May I suggest the Kawa solution:
You want to be able to specify character encoding when you open a
file, even if people mostly use a system dependent port. However
that encoding is specified is orthogoal to my suggestion: It can
be a parameter object or a option parameter:
(define p (open-input-port "foo.txt" encoding: "ebcdic"))
Add a special encoding for binary files:
(define b (open-input-port "foo.bin" encoding: "binary"))

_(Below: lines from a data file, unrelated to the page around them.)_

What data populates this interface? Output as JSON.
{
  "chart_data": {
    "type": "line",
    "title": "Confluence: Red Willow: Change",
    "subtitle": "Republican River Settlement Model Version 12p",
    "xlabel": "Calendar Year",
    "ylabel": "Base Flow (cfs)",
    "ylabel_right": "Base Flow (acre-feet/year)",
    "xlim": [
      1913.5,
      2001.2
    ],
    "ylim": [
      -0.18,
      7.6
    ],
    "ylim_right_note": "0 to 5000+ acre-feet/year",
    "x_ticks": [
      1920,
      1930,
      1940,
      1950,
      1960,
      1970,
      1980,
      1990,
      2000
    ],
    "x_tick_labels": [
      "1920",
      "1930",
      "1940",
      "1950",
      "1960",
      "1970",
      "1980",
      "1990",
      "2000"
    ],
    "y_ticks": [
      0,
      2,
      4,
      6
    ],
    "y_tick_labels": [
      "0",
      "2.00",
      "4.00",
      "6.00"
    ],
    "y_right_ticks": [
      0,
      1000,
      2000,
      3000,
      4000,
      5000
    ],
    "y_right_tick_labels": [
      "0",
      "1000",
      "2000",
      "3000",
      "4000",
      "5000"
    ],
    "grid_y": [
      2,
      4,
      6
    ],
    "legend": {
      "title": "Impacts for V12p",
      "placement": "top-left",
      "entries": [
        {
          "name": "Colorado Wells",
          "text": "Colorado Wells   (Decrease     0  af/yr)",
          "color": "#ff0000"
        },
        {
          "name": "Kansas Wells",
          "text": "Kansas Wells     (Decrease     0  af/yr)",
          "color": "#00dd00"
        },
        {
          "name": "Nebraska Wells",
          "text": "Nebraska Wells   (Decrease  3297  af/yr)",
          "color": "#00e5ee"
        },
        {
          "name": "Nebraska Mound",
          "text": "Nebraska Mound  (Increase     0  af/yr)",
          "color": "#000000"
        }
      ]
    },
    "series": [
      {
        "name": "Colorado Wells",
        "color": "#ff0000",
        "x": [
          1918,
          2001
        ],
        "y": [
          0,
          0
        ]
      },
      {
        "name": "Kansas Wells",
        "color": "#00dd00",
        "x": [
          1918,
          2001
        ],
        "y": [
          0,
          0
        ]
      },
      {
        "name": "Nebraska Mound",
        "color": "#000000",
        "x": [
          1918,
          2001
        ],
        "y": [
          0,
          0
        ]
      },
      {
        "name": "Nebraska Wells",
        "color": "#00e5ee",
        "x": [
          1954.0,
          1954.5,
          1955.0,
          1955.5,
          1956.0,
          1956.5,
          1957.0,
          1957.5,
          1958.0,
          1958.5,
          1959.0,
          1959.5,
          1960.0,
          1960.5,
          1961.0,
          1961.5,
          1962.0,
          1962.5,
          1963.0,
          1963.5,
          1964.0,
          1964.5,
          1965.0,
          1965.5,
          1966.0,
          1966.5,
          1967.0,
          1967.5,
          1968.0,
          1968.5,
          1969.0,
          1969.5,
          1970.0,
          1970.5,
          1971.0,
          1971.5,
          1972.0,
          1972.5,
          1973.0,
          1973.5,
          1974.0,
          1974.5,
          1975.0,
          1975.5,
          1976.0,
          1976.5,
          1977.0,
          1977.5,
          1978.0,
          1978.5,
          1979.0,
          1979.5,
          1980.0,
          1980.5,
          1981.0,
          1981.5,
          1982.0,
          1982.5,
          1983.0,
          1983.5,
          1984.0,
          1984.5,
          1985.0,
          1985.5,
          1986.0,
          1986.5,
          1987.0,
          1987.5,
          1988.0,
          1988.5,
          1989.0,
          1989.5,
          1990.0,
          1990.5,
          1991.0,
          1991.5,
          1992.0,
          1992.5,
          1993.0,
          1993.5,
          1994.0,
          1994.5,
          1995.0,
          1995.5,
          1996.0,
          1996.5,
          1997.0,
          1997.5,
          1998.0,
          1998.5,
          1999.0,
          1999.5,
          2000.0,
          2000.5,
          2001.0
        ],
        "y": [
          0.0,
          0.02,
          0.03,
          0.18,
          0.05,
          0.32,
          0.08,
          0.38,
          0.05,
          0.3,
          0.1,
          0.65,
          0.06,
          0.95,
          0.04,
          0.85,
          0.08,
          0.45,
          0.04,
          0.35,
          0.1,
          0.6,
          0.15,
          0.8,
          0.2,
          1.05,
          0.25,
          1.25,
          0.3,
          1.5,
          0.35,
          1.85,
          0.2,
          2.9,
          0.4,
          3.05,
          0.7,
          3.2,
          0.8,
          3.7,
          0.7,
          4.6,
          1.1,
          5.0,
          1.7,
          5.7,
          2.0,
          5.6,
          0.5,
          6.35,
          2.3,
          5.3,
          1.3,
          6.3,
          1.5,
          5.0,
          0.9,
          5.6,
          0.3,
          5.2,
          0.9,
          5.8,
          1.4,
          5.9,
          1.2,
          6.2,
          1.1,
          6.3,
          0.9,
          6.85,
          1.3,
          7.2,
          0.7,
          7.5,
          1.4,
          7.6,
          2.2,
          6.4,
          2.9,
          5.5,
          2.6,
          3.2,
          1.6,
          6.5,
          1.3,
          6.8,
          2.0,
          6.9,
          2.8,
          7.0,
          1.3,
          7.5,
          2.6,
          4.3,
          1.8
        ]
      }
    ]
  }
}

A "binary" encoding maps the byte n to (integer->char b),
with no translations.
Notice that a Windows or MacOS 8-bit system may do line-end
munging for the default encoding, but is not allowed to do
so for "binary".
The only reason programmers want to write characters that aren't in
the "normal" encoding/canonicalization/etc, is when they need really
close control of the exact format of I/O. But when you need control
*that* close, you're not talking about a "character" port at all any
more; you're talking about binary I/O. Rather than breaking the
abstraction barrier on character ports, you need a different kind of
port. We need binary ports that support operations like (read-bytes)
Perhaps if you started from scratch, but my solution is more
compatible with existing Scheme code.